Watch: Aubameyang's Bundesliga debut hat-trick

So the goals and willingness to roll his sleeves up go hand-in-hand with the luxury cars — one of which he painted green during his time at Saint-Etienne — and the outlandish fashions. They are also united with the trademark smile that is as wide as the 'Yellow Wall' and never far from the face of the Gabon international, who adores all the trappings of a prima donna without being one.

"I have always dreamed of being famous, so I make the most of it," Aubameyang explained. "I'm often asked if it's annoying to do so many photos and sign so many autographs. No, it's not. I've always dreamed of that, so I'm not going to grumble! I put myself in the shoes of the other people. When I was little, I would have loved to have taken a photo with a star. So, today, I don't count."

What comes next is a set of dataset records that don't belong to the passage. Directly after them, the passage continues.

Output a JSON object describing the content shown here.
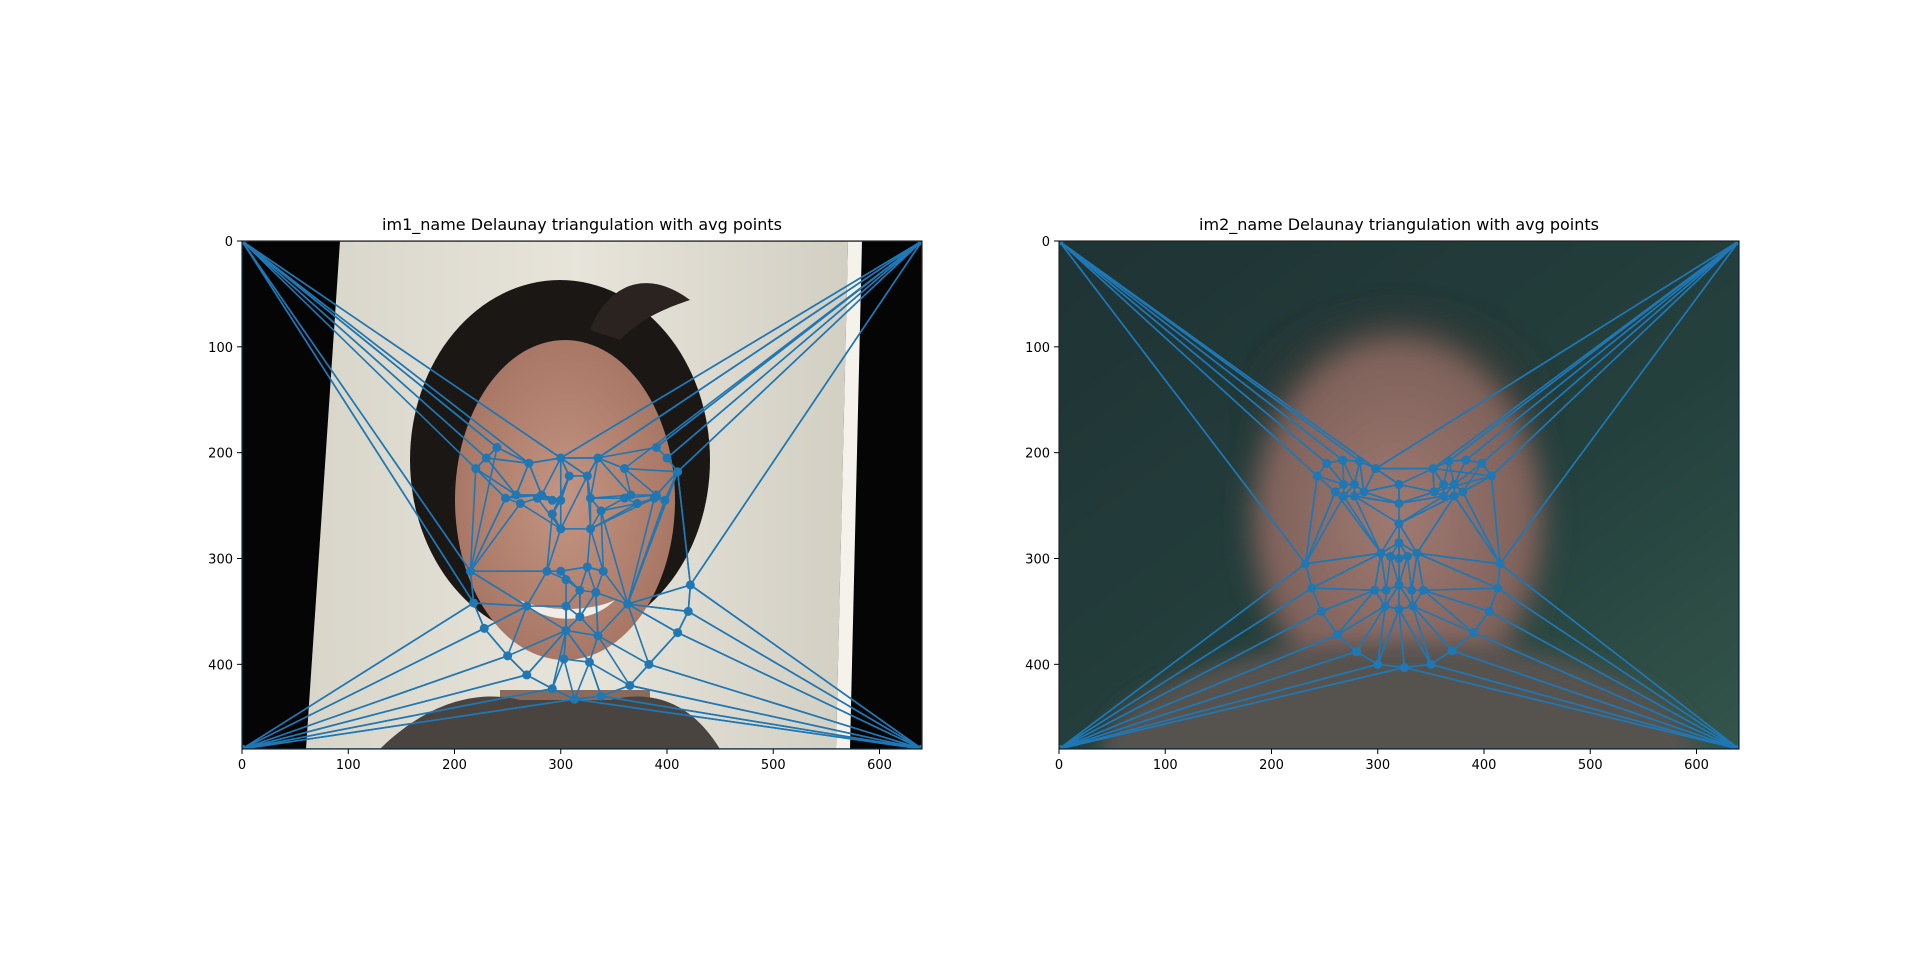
{
  "chart_data": [
    {
      "type": "scatter",
      "title": "im1_name Delaunay triangulation with avg points",
      "xlabel": "",
      "ylabel": "",
      "xlim": [
        0,
        640
      ],
      "ylim": [
        480,
        0
      ],
      "x_ticks": [
        0,
        100,
        200,
        300,
        400,
        500,
        600
      ],
      "y_ticks": [
        0,
        100,
        200,
        300,
        400
      ],
      "grid": false,
      "image": "photo of a person with dark hair smiling in front of a cream wall, black margins left and right",
      "marker_color": "#1f77b4",
      "points": [
        [
          0,
          0
        ],
        [
          640,
          0
        ],
        [
          0,
          480
        ],
        [
          640,
          480
        ],
        [
          240,
          195
        ],
        [
          390,
          195
        ],
        [
          230,
          205
        ],
        [
          400,
          205
        ],
        [
          220,
          215
        ],
        [
          410,
          218
        ],
        [
          270,
          210
        ],
        [
          300,
          205
        ],
        [
          335,
          205
        ],
        [
          360,
          215
        ],
        [
          248,
          243
        ],
        [
          262,
          248
        ],
        [
          278,
          243
        ],
        [
          292,
          245
        ],
        [
          258,
          240
        ],
        [
          282,
          240
        ],
        [
          360,
          243
        ],
        [
          372,
          248
        ],
        [
          388,
          243
        ],
        [
          398,
          245
        ],
        [
          366,
          240
        ],
        [
          390,
          240
        ],
        [
          300,
          245
        ],
        [
          328,
          243
        ],
        [
          325,
          222
        ],
        [
          308,
          222
        ],
        [
          300,
          272
        ],
        [
          328,
          272
        ],
        [
          338,
          255
        ],
        [
          292,
          258
        ],
        [
          287,
          312
        ],
        [
          300,
          312
        ],
        [
          325,
          308
        ],
        [
          340,
          312
        ],
        [
          305,
          320
        ],
        [
          318,
          330
        ],
        [
          268,
          345
        ],
        [
          363,
          343
        ],
        [
          305,
          345
        ],
        [
          333,
          332
        ],
        [
          318,
          355
        ],
        [
          215,
          312
        ],
        [
          218,
          342
        ],
        [
          228,
          366
        ],
        [
          250,
          392
        ],
        [
          268,
          410
        ],
        [
          292,
          423
        ],
        [
          313,
          433
        ],
        [
          338,
          430
        ],
        [
          365,
          420
        ],
        [
          383,
          400
        ],
        [
          410,
          370
        ],
        [
          420,
          350
        ],
        [
          422,
          325
        ],
        [
          305,
          368
        ],
        [
          335,
          373
        ],
        [
          303,
          395
        ],
        [
          327,
          398
        ]
      ],
      "triangles": [
        [
          0,
          2,
          46
        ],
        [
          0,
          4,
          45
        ],
        [
          0,
          45,
          46
        ],
        [
          0,
          4,
          6
        ],
        [
          0,
          6,
          8
        ],
        [
          0,
          4,
          10
        ],
        [
          0,
          10,
          11
        ],
        [
          1,
          5,
          7
        ],
        [
          1,
          7,
          9
        ],
        [
          1,
          9,
          57
        ],
        [
          1,
          57,
          3
        ],
        [
          1,
          5,
          12
        ],
        [
          1,
          12,
          13
        ],
        [
          1,
          11,
          12
        ],
        [
          0,
          11,
          1
        ],
        [
          2,
          46,
          47
        ],
        [
          2,
          47,
          48
        ],
        [
          2,
          48,
          49
        ],
        [
          2,
          49,
          50
        ],
        [
          2,
          50,
          51
        ],
        [
          2,
          51,
          3
        ],
        [
          3,
          51,
          52
        ],
        [
          3,
          52,
          53
        ],
        [
          3,
          53,
          54
        ],
        [
          3,
          54,
          55
        ],
        [
          3,
          55,
          56
        ],
        [
          3,
          56,
          57
        ],
        [
          8,
          45,
          14
        ],
        [
          8,
          14,
          18
        ],
        [
          6,
          8,
          18
        ],
        [
          4,
          6,
          10
        ],
        [
          10,
          18,
          19
        ],
        [
          10,
          19,
          11
        ],
        [
          6,
          18,
          10
        ],
        [
          14,
          15,
          45
        ],
        [
          15,
          16,
          30
        ],
        [
          16,
          17,
          26
        ],
        [
          17,
          19,
          26
        ],
        [
          18,
          19,
          14
        ],
        [
          19,
          17,
          16
        ],
        [
          11,
          29,
          26
        ],
        [
          11,
          12,
          28
        ],
        [
          28,
          29,
          11
        ],
        [
          26,
          29,
          33
        ],
        [
          27,
          28,
          12
        ],
        [
          12,
          13,
          24
        ],
        [
          13,
          25,
          9
        ],
        [
          20,
          24,
          27
        ],
        [
          20,
          21,
          32
        ],
        [
          21,
          22,
          31
        ],
        [
          22,
          23,
          41
        ],
        [
          23,
          25,
          9
        ],
        [
          24,
          25,
          20
        ],
        [
          22,
          25,
          23
        ],
        [
          26,
          30,
          33
        ],
        [
          27,
          31,
          32
        ],
        [
          30,
          31,
          28
        ],
        [
          30,
          33,
          34
        ],
        [
          31,
          37,
          36
        ],
        [
          32,
          37,
          41
        ],
        [
          34,
          35,
          38
        ],
        [
          35,
          36,
          39
        ],
        [
          36,
          37,
          43
        ],
        [
          38,
          39,
          42
        ],
        [
          39,
          44,
          42
        ],
        [
          43,
          44,
          39
        ],
        [
          45,
          34,
          40
        ],
        [
          45,
          46,
          40
        ],
        [
          46,
          47,
          40
        ],
        [
          47,
          48,
          40
        ],
        [
          48,
          49,
          58
        ],
        [
          49,
          50,
          58
        ],
        [
          50,
          51,
          60
        ],
        [
          51,
          52,
          61
        ],
        [
          52,
          53,
          61
        ],
        [
          53,
          54,
          59
        ],
        [
          54,
          55,
          41
        ],
        [
          55,
          56,
          41
        ],
        [
          56,
          57,
          41
        ],
        [
          40,
          42,
          58
        ],
        [
          42,
          44,
          58
        ],
        [
          44,
          43,
          59
        ],
        [
          43,
          41,
          59
        ],
        [
          58,
          60,
          61
        ],
        [
          58,
          59,
          61
        ],
        [
          57,
          9,
          41
        ],
        [
          9,
          23,
          41
        ]
      ]
    },
    {
      "type": "scatter",
      "title": "im2_name Delaunay triangulation with avg points",
      "xlabel": "",
      "ylabel": "",
      "xlim": [
        0,
        640
      ],
      "ylim": [
        480,
        0
      ],
      "x_ticks": [
        0,
        100,
        200,
        300,
        400,
        500,
        600
      ],
      "y_ticks": [
        0,
        100,
        200,
        300,
        400
      ],
      "grid": false,
      "image": "blurred average face of a man with short brown hair on a dark teal background",
      "marker_color": "#1f77b4",
      "points": [
        [
          0,
          0
        ],
        [
          640,
          0
        ],
        [
          0,
          480
        ],
        [
          640,
          480
        ],
        [
          232,
          305
        ],
        [
          238,
          328
        ],
        [
          247,
          350
        ],
        [
          262,
          372
        ],
        [
          280,
          388
        ],
        [
          300,
          400
        ],
        [
          325,
          403
        ],
        [
          350,
          400
        ],
        [
          370,
          387
        ],
        [
          390,
          370
        ],
        [
          405,
          350
        ],
        [
          413,
          328
        ],
        [
          415,
          305
        ],
        [
          243,
          222
        ],
        [
          252,
          210
        ],
        [
          267,
          207
        ],
        [
          283,
          208
        ],
        [
          298,
          215
        ],
        [
          352,
          215
        ],
        [
          367,
          208
        ],
        [
          383,
          207
        ],
        [
          398,
          210
        ],
        [
          407,
          222
        ],
        [
          320,
          230
        ],
        [
          320,
          248
        ],
        [
          320,
          267
        ],
        [
          320,
          285
        ],
        [
          303,
          295
        ],
        [
          312,
          298
        ],
        [
          320,
          300
        ],
        [
          328,
          298
        ],
        [
          337,
          295
        ],
        [
          260,
          237
        ],
        [
          268,
          230
        ],
        [
          278,
          230
        ],
        [
          287,
          237
        ],
        [
          278,
          241
        ],
        [
          268,
          241
        ],
        [
          353,
          237
        ],
        [
          362,
          230
        ],
        [
          372,
          230
        ],
        [
          380,
          237
        ],
        [
          372,
          241
        ],
        [
          362,
          241
        ],
        [
          297,
          330
        ],
        [
          308,
          330
        ],
        [
          320,
          325
        ],
        [
          332,
          330
        ],
        [
          343,
          330
        ],
        [
          333,
          345
        ],
        [
          320,
          348
        ],
        [
          307,
          345
        ]
      ],
      "triangles": [
        [
          0,
          2,
          4
        ],
        [
          0,
          4,
          17
        ],
        [
          0,
          17,
          18
        ],
        [
          0,
          18,
          19
        ],
        [
          0,
          19,
          20
        ],
        [
          0,
          20,
          21
        ],
        [
          0,
          21,
          1
        ],
        [
          1,
          21,
          22
        ],
        [
          1,
          22,
          23
        ],
        [
          1,
          23,
          24
        ],
        [
          1,
          24,
          25
        ],
        [
          1,
          25,
          26
        ],
        [
          1,
          26,
          16
        ],
        [
          1,
          16,
          3
        ],
        [
          2,
          4,
          5
        ],
        [
          2,
          5,
          6
        ],
        [
          2,
          6,
          7
        ],
        [
          2,
          7,
          8
        ],
        [
          2,
          8,
          9
        ],
        [
          2,
          9,
          10
        ],
        [
          2,
          10,
          3
        ],
        [
          3,
          10,
          11
        ],
        [
          3,
          11,
          12
        ],
        [
          3,
          12,
          13
        ],
        [
          3,
          13,
          14
        ],
        [
          3,
          14,
          15
        ],
        [
          3,
          15,
          16
        ],
        [
          4,
          17,
          36
        ],
        [
          17,
          18,
          37
        ],
        [
          18,
          19,
          37
        ],
        [
          19,
          20,
          38
        ],
        [
          20,
          21,
          39
        ],
        [
          17,
          36,
          37
        ],
        [
          36,
          37,
          41
        ],
        [
          37,
          38,
          41
        ],
        [
          38,
          39,
          40
        ],
        [
          38,
          40,
          41
        ],
        [
          20,
          38,
          39
        ],
        [
          21,
          39,
          27
        ],
        [
          21,
          22,
          27
        ],
        [
          22,
          26,
          42
        ],
        [
          22,
          42,
          43
        ],
        [
          23,
          24,
          44
        ],
        [
          24,
          25,
          44
        ],
        [
          25,
          26,
          45
        ],
        [
          26,
          45,
          16
        ],
        [
          22,
          23,
          43
        ],
        [
          42,
          43,
          47
        ],
        [
          43,
          44,
          47
        ],
        [
          44,
          45,
          46
        ],
        [
          44,
          46,
          47
        ],
        [
          42,
          47,
          28
        ],
        [
          42,
          28,
          27
        ],
        [
          39,
          27,
          28
        ],
        [
          39,
          40,
          28
        ],
        [
          40,
          28,
          29
        ],
        [
          36,
          41,
          4
        ],
        [
          41,
          40,
          31
        ],
        [
          4,
          36,
          31
        ],
        [
          29,
          31,
          30
        ],
        [
          29,
          30,
          35
        ],
        [
          31,
          32,
          30
        ],
        [
          32,
          33,
          30
        ],
        [
          33,
          34,
          30
        ],
        [
          34,
          35,
          30
        ],
        [
          29,
          46,
          35
        ],
        [
          46,
          47,
          29
        ],
        [
          45,
          46,
          16
        ],
        [
          4,
          5,
          31
        ],
        [
          5,
          6,
          48
        ],
        [
          5,
          31,
          48
        ],
        [
          6,
          7,
          48
        ],
        [
          7,
          8,
          55
        ],
        [
          8,
          9,
          55
        ],
        [
          9,
          10,
          54
        ],
        [
          10,
          11,
          54
        ],
        [
          11,
          12,
          53
        ],
        [
          12,
          13,
          53
        ],
        [
          13,
          14,
          52
        ],
        [
          14,
          15,
          52
        ],
        [
          15,
          16,
          35
        ],
        [
          15,
          35,
          52
        ],
        [
          16,
          46,
          35
        ],
        [
          31,
          32,
          49
        ],
        [
          31,
          48,
          49
        ],
        [
          32,
          33,
          50
        ],
        [
          33,
          34,
          50
        ],
        [
          34,
          35,
          51
        ],
        [
          35,
          51,
          52
        ],
        [
          48,
          49,
          55
        ],
        [
          49,
          50,
          55
        ],
        [
          50,
          54,
          55
        ],
        [
          50,
          51,
          53
        ],
        [
          50,
          53,
          54
        ],
        [
          51,
          52,
          53
        ],
        [
          7,
          48,
          55
        ],
        [
          9,
          54,
          55
        ],
        [
          11,
          53,
          54
        ]
      ]
    }
  ]
}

That generous streak extends to his play, score and help score motto. "I'm very happy to be his coach," said Thomas Tuchel during the 2015/16 season in which the BVB boss lost his bet with Aubameyang that the striker would not score 20 league goals — he ended with 25. "When you see how he set up both our goals in a 2-0 win in Mainz and how he celebrated, even though it was Marco Reus and Henrikh Mkhitaryan who scored, it warms my heart."

Watch: Aubameyang's top 10 Dortmund goals

But for all the hype, the superstardom and acclaim, Aubameyang, who has now captained both his club and his country, is still happy to steal away from the limelight, heading back to his unassuming, unremarkable hometown of Laval, cosseted between Normandy and Brittany, where his mother, who is of Spanish origin, and many of his relatives still live in the peace of the French countryside.

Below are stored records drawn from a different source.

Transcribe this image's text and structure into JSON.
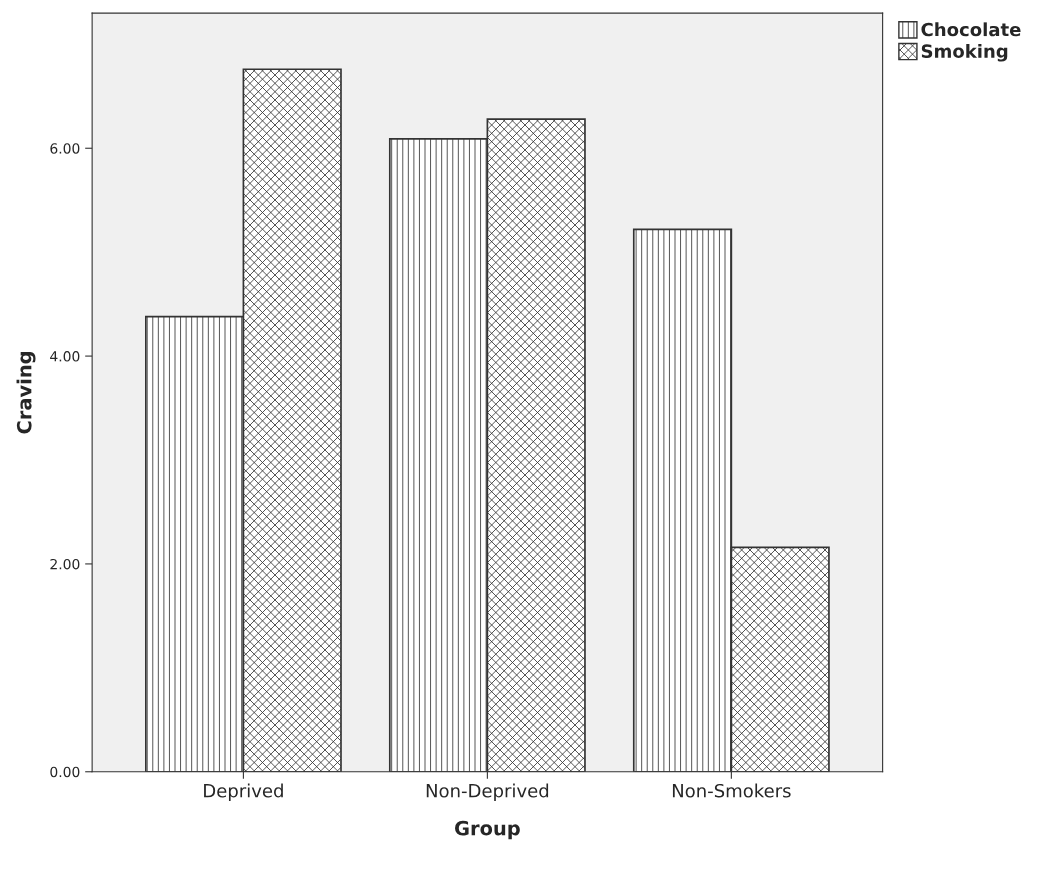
{
  "chart_data": {
    "type": "bar",
    "xlabel": "Group",
    "ylabel": "Craving",
    "categories": [
      "Deprived",
      "Non-Deprived",
      "Non-Smokers"
    ],
    "series": [
      {
        "name": "Chocolate",
        "color": "#333333",
        "values": [
          4.38,
          6.09,
          5.22
        ]
      },
      {
        "name": "Smoking",
        "color": "#333333",
        "values": [
          6.76,
          6.28,
          2.16
        ]
      }
    ],
    "ylim": [
      0,
      7.3
    ],
    "yticks": [
      {
        "value": 0,
        "label": "0.00"
      },
      {
        "value": 2,
        "label": "2.00"
      },
      {
        "value": 4,
        "label": "4.00"
      },
      {
        "value": 6,
        "label": "6.00"
      }
    ],
    "grid": false,
    "legend": "top right"
  }
}
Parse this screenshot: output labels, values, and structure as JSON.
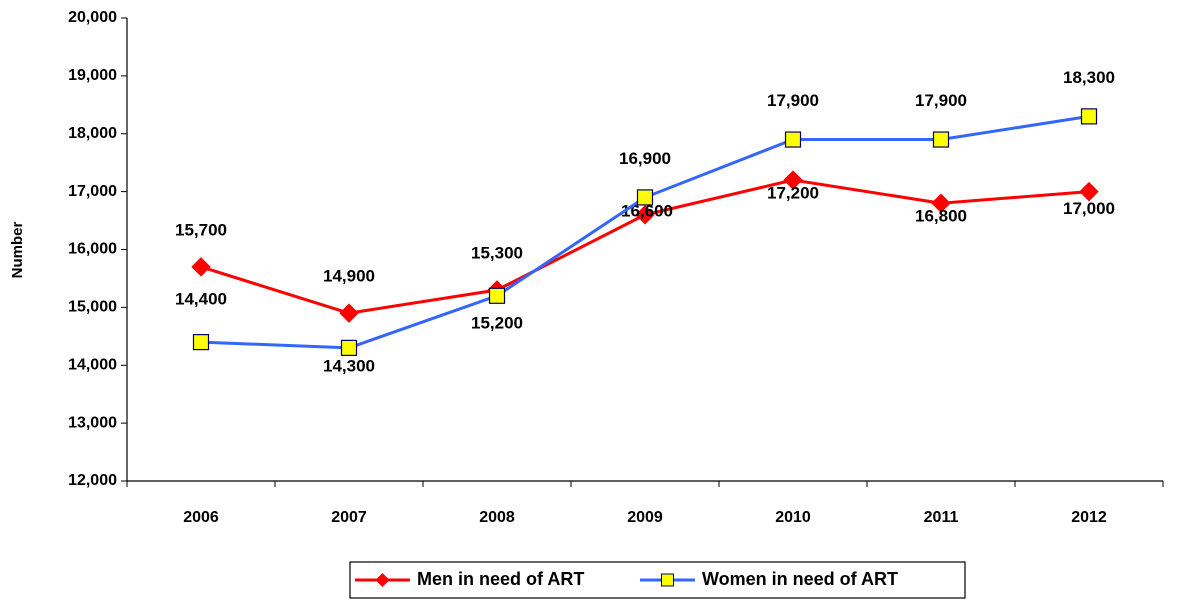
{
  "chart_data": {
    "type": "line",
    "y_label": "Number",
    "categories": [
      "2006",
      "2007",
      "2008",
      "2009",
      "2010",
      "2011",
      "2012"
    ],
    "series": [
      {
        "name": "Men in need of ART",
        "color": "#ff0000",
        "marker_color": "#ff0000",
        "values": [
          15700,
          14900,
          15300,
          16600,
          17200,
          16800,
          17000
        ],
        "value_labels": [
          "15,700",
          "14,900",
          "15,300",
          "16,600",
          "17,200",
          "16,800",
          "17,000"
        ]
      },
      {
        "name": "Women in need of ART",
        "color": "#3366ff",
        "marker_color": "#ffff00",
        "values": [
          14400,
          14300,
          15200,
          16900,
          17900,
          17900,
          18300
        ],
        "value_labels": [
          "14,400",
          "14,300",
          "15,200",
          "16,900",
          "17,900",
          "17,900",
          "18,300"
        ]
      }
    ],
    "ylim": [
      12000,
      20000
    ],
    "yticks": [
      {
        "value": 12000,
        "label": "12,000"
      },
      {
        "value": 13000,
        "label": "13,000"
      },
      {
        "value": 14000,
        "label": "14,000"
      },
      {
        "value": 15000,
        "label": "15,000"
      },
      {
        "value": 16000,
        "label": "16,000"
      },
      {
        "value": 17000,
        "label": "17,000"
      },
      {
        "value": 18000,
        "label": "18,000"
      },
      {
        "value": 19000,
        "label": "19,000"
      },
      {
        "value": 20000,
        "label": "20,000"
      }
    ],
    "grid": false,
    "legend": "bottom"
  }
}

"I feel at home, far from the noise in Dortmund. Once, I decided to spend my holidays somewhere other than Laval. I cracked. Impossible!" said the 27-year-old, who plays football with friends and goes bowling on the four or five times a year he visits. "Each time I leave Laval and its healthy environment, I really feel good, my body is rested. I go back to Dortmund full of energy."

And it shows. Aubameyang is a permanent fixture at the top of the Bundesliga scoring charts these days - he finished top of the charts on 31 goals in 2016/17 - and even surpassed the 75-goal mark quicker than former BVB teammate Robert Lewandowski - in a club-record 117 matches to be precise. Not bad for the 'boy with square feet'.